There’s a lot of noise about the iOS7 UI, unsurprisingly. Some nuts are screaming about betrayal, and kill the fanboys; also, unsurprisingly. For me, some things I like, some I don’t – some of the icons look too stripped back, the font grates on me; but that’s because similar ultra light fonts have already been heavily used by designers who have put it within clunky user interfaces.
It is true that we can now afford to drop the heavy hints about functionality, at least for more experienced users, and switching pseudo 3D for colour hints and creating a general air of lightness are sensible moves. And the leather and baize had to go.

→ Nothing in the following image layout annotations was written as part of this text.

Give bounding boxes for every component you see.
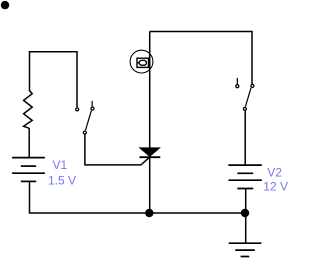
- wire (SW2 bottom to V2 top): [244, 111, 246, 165]
- switch SW1 lever: [86, 110, 92, 130]
- lamp L1 filament left lead: [137, 62, 139, 64]
- wire (SCR cathode to bottom rail): [149, 157, 151, 213]
- wire (top rail, middle branch to right branch): [150, 32, 252, 85]
- junction dot (SCR / bottom rail): [145, 209, 153, 217]
- lamp L1 (indicator) outer circle: [130, 50, 153, 73]
- lamp L1 inner box: [137, 58, 149, 67]
- switch SW1 contact circle (left pole, fed from top): [76, 108, 79, 111]
- switch SW1 open-contact stub: [91, 101, 93, 107]
- battery V1: [12, 158, 45, 182]
- wire (V2 bottom through junction to ground): [245, 189, 247, 244]
- wire (R1 bottom to V1 top): [28, 128, 30, 157]
- node dot (free junction marker, top left): [1, 1, 9, 9]
- svg-text:V1: V1: [53, 158, 68, 172]
- switch SW2 bottom pole circle: [243, 107, 246, 110]
- battery V2: [228, 165, 261, 188]
- thyristor Q1 anode triangle: [140, 148, 160, 157]
- resistor R1: [24, 90, 33, 128]
- svg-text:1.5 V: 1.5 V: [48, 174, 76, 188]
- wire (top-left loop: V1 top to SW1 top): [30, 52, 78, 108]
- switch SW2 right contact circle (fed from top): [251, 84, 254, 87]
- svg-text:V2: V2: [267, 166, 282, 180]
- wire (SW1 bottom to SCR gate): [85, 134, 150, 165]
- ground symbol: [229, 243, 262, 256]
- wire (V1 bottom to bottom rail): [30, 181, 246, 213]
- switch SW1 right contact circle: [91, 107, 94, 110]
- switch SW2 left contact circle: [236, 85, 239, 88]
- switch SW2 open-contact stub: [236, 78, 238, 84]
- wire (middle branch vertical through lamp to SCR): [149, 32, 151, 149]
- svg-text:12 V: 12 V: [263, 180, 288, 194]
- thyristor Q1 cathode bar: [140, 156, 161, 158]
- junction dot (V2 / bottom rail): [241, 209, 249, 217]
- switch SW1 bottom pole circle: [83, 131, 86, 134]
- lamp L1 inner filament ellipse: [139, 60, 146, 65]
- switch SW2 lever (closed): [245, 88, 251, 107]
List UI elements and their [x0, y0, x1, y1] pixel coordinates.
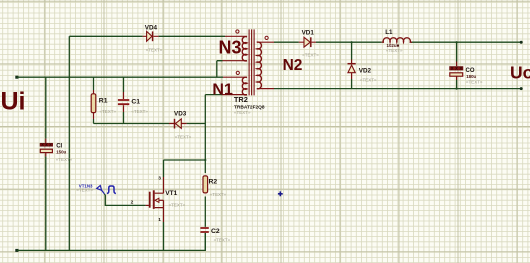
polarized capacitor CI	[40, 143, 53, 152]
svg-text:«TEXT»: «TEXT»	[466, 79, 483, 84]
svg-text:2: 2	[131, 200, 134, 206]
capacitor C2	[200, 228, 208, 232]
svg-text:L1: L1	[385, 29, 393, 36]
svg-text:N2: N2	[283, 57, 303, 74]
diode VD4	[143, 31, 159, 41]
svg-text:VD1: VD1	[302, 29, 315, 36]
transformer winding N2	[257, 42, 262, 89]
resistor R2	[203, 176, 208, 193]
svg-text:VD4: VD4	[145, 24, 158, 31]
node: junction VD2/top rail	[351, 41, 353, 43]
wire: left return column x=69	[68, 36, 70, 250]
svg-text:«TEXT»: «TEXT»	[131, 109, 148, 114]
svg-text:VD3: VD3	[174, 111, 187, 118]
wire: N3 bottom pin to main bus	[217, 61, 247, 77]
node: junction CO/top rail	[456, 41, 458, 43]
mosfet VT1	[149, 190, 164, 209]
svg-text:TR2: TR2	[234, 95, 248, 104]
wire: VT1 drain vertical	[163, 160, 165, 193]
node: Ui+ rail left end dot	[15, 76, 18, 79]
svg-text:«TEXT»: «TEXT»	[56, 157, 73, 162]
svg-text:Ui: Ui	[1, 88, 26, 116]
node: output top right end dot	[520, 41, 523, 44]
wire: drain link wire y=160	[164, 159, 206, 161]
svg-text:C1: C1	[131, 99, 140, 106]
polarized capacitor CO	[450, 67, 464, 77]
node: bottom bus left end dot	[15, 249, 18, 252]
wire: VT1 source vertical to bottom bus	[163, 208, 165, 251]
svg-text:R2: R2	[209, 178, 218, 185]
svg-text:«TEXT»: «TEXT»	[146, 47, 163, 52]
svg-text:«TEXT»: «TEXT»	[234, 110, 251, 115]
svg-text:VD2: VD2	[359, 67, 372, 74]
wire: input cap CI column	[45, 77, 47, 250]
svg-text:«TEXT»: «TEXT»	[386, 48, 403, 53]
svg-text:R1: R1	[99, 98, 108, 105]
polarity dot N1	[236, 71, 239, 74]
svg-text:«TEXT»: «TEXT»	[76, 188, 93, 193]
svg-text:N3: N3	[219, 38, 242, 58]
wire: CO output cap branch	[456, 42, 458, 88]
diode VD1	[299, 37, 316, 47]
wire: R1 column from bus to snubber line	[93, 77, 95, 123]
capacitor C1	[118, 100, 129, 104]
polarity dot N3	[236, 30, 239, 33]
transformer winding N3	[242, 37, 247, 61]
wire: gate drive wire	[104, 194, 149, 206]
polarity dot N2	[265, 36, 268, 39]
svg-text:N1: N1	[212, 81, 233, 98]
svg-text:150u: 150u	[56, 149, 66, 154]
node: junction CO/bottom rail	[456, 88, 458, 90]
svg-text:3: 3	[158, 176, 161, 182]
wire: N1 bottom pin to switch column	[205, 94, 247, 96]
diode VD2 (cathode up)	[348, 64, 356, 73]
wire: main input bus y=77.2 to N1 top pin	[17, 76, 247, 78]
wire: N2 top pin to VD1	[257, 41, 299, 43]
wire: output bottom rail from N2 bottom	[257, 88, 522, 90]
resistor R1	[91, 94, 96, 113]
svg-text:«TEXT»: «TEXT»	[210, 192, 227, 197]
svg-text:«TEXT»: «TEXT»	[360, 77, 377, 82]
wire: C1 column from bus to snubber line	[123, 77, 125, 123]
wire: L1 to output node	[411, 41, 522, 43]
diode VD3 (cathode left)	[175, 119, 182, 129]
svg-text:«TEXT»: «TEXT»	[214, 238, 231, 243]
svg-text:«TEXT»: «TEXT»	[302, 53, 319, 58]
wire: VD1 cathode to L1	[316, 41, 382, 43]
node: junction drain wire / column	[204, 159, 206, 161]
gate pulse waveform glyph (blue)	[107, 186, 116, 194]
wire: snubber bottom line R1/C1 to VD3 to N1 column	[94, 123, 206, 125]
node: output bottom right end dot	[520, 87, 523, 90]
svg-text:VT1: VT1	[165, 190, 177, 197]
wire: VD2 freewheel branch	[351, 42, 353, 88]
svg-text:1: 1	[158, 217, 161, 223]
wire: top reset rail from left column to N3 top	[69, 35, 247, 37]
gate drive port flag (blue)	[97, 186, 105, 194]
transformer TR2 core (3 lines)	[249, 29, 254, 95]
svg-text:«TEXT»: «TEXT»	[169, 203, 186, 208]
wire: switch/N1 column x=205.3 down through R2 C2	[204, 95, 206, 251]
svg-text:«TEXT»: «TEXT»	[100, 109, 117, 114]
svg-text:«TEXT»: «TEXT»	[175, 135, 192, 140]
svg-text:C2: C2	[211, 228, 220, 235]
inductor L1	[382, 38, 412, 42]
transformer winding N1	[242, 77, 247, 95]
wire: bottom return bus	[17, 233, 206, 250]
svg-text:Uo: Uo	[510, 62, 530, 82]
no-ERC marker blue cross	[278, 191, 283, 196]
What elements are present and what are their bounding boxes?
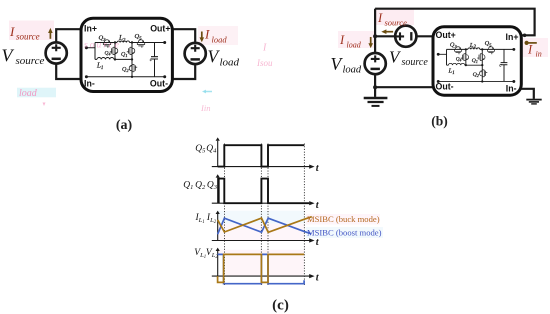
svg-text:I: I — [204, 27, 210, 42]
wire In- stub to ground — [522, 89, 534, 99]
wire to V_source b — [375, 35, 395, 37]
waveform IL buck (orange) — [218, 217, 312, 233]
waveform IL boost (blue) — [218, 218, 312, 234]
svg-text:source: source — [402, 57, 429, 68]
axis row Q1Q2Q3 — [212, 178, 311, 204]
svg-text:source: source — [385, 17, 408, 27]
wire V_source to In- — [56, 63, 81, 79]
ghost artifact pink halo I_in — [520, 38, 548, 57]
svg-text:source: source — [84, 41, 121, 51]
voltage source V_source — [46, 42, 67, 63]
svg-text:Out-: Out- — [150, 78, 168, 88]
axis row IL — [212, 214, 311, 241]
wire Out- to V_load — [172, 64, 195, 79]
node In+ stub — [523, 34, 527, 38]
voltage source V_source b — [395, 26, 416, 47]
svg-text:In-: In- — [84, 79, 95, 89]
svg-text:I: I — [377, 11, 383, 25]
wire left bus — [374, 9, 376, 54]
ghost artifact pink halo I_source — [9, 21, 54, 41]
svg-text:Out+: Out+ — [436, 30, 456, 40]
arrow I_load b down — [370, 37, 372, 45]
svg-text:load: load — [220, 57, 240, 69]
svg-text:Out-: Out- — [436, 82, 454, 92]
wire Out+ to V_load — [172, 29, 195, 43]
ground right — [526, 99, 541, 101]
wire V_load b to ground and Out- — [374, 74, 376, 97]
converter inner circuit (a) — [85, 33, 166, 79]
ghost artifact pink halo I_load — [198, 26, 238, 45]
svg-text:I: I — [527, 43, 533, 57]
svg-text:I: I — [9, 24, 15, 39]
svg-text:Isou: Isou — [256, 58, 273, 68]
converter box (b) — [433, 27, 521, 96]
axis row Q5Q4 — [212, 141, 311, 167]
svg-text:I: I — [262, 43, 267, 54]
waveform VL boost (blue) — [218, 254, 305, 283]
wire top loop — [375, 9, 534, 36]
svg-text:Out+: Out+ — [150, 23, 170, 33]
svg-text:In+: In+ — [84, 24, 97, 34]
svg-text:load: load — [347, 41, 362, 50]
arrow I_source b left — [385, 31, 393, 33]
current label I_in — [525, 41, 529, 45]
wire V_source to In+ — [56, 29, 81, 43]
waveform VL buck (orange) — [218, 254, 305, 282]
svg-text:source: source — [16, 55, 45, 67]
ghost artifact cyan arrow + pink Iin below I_load — [204, 91, 212, 93]
svg-text:in: in — [536, 50, 542, 59]
ghost artifact pink halo I_source b — [376, 10, 414, 26]
dashed time markers — [225, 144, 305, 286]
converter inner circuit (b) — [437, 40, 516, 83]
arrow I_source up — [49, 32, 51, 39]
svg-text:In+: In+ — [506, 32, 519, 42]
axis row VL — [212, 251, 311, 276]
svg-text:(a): (a) — [116, 118, 133, 133]
current label I_load — [201, 32, 203, 39]
svg-text:In-: In- — [506, 83, 517, 93]
svg-text:(c): (c) — [272, 298, 289, 314]
node junction — [373, 34, 377, 38]
svg-text:source: source — [16, 32, 40, 42]
waveform Q1 Q2 Q3 — [219, 179, 309, 204]
svg-text:load: load — [212, 35, 228, 45]
svg-text:Iin: Iin — [200, 103, 210, 113]
tint bands — [218, 211, 304, 224]
ghost artifact cyan band + pink 'load' — [17, 88, 56, 98]
voltage source V_load — [185, 43, 206, 64]
svg-text:(b): (b) — [431, 114, 448, 129]
ghost artifact pink halo I_load b — [338, 31, 374, 48]
svg-text:MSIBC (buck mode): MSIBC (buck mode) — [307, 214, 380, 224]
waveform Q5 Q4 — [218, 145, 305, 166]
voltage source V_load b — [365, 53, 386, 74]
ground left — [364, 97, 388, 99]
svg-text:I: I — [339, 33, 345, 47]
converter box (a) — [81, 18, 172, 91]
svg-text:load: load — [343, 65, 362, 76]
svg-text:load: load — [19, 88, 38, 99]
svg-text:MSIBC (boost mode): MSIBC (boost mode) — [307, 228, 382, 238]
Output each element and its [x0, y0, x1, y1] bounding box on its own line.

The biggest problem for developers with the changing resolutions of iOS, and the insistence on using pixels over points, has been the need to create graphical assets in vector format, and constantly pump out different pixel resolutions every few months. Creating good, 3D icons is hard work, and places far too much emphasis on the least important part of usability – graphic design. Hence the rise of the clunky, unintuitive but very pretty user interfaces. Apple have contributed plenty to this problem themselves, with the way the Apple Design Awards have rewarded pretty and glitz over smooth operation.
Back to the point.
With iOS7, I can see myself building apps with zero bitmap images. Careful, light, font choices (not always Helvetica Neue Ultra Light, please!), a light colour scheme, off-white backdrops (no textures), colour hinting instead of buttons, and icon fonts when appropriate. Everything done within the scope of the unicode character set.
An app needs to have a colour, which will be used for all tappable areas. When disabled, controls go to a lighter grey (or pastel). Light grey dividers separate groupings of information.
The biggest area of catch up is going to be gestures. Gestural controls have to be reviewed and made consistent with whatever Apple have done in iOS7, and that’s not something we can easily get from screenshots and demos. The beta is going to change before release, far more than earlier versions. I wonder how the iPad version is going to behave, and how different it will really be from the iPhone build?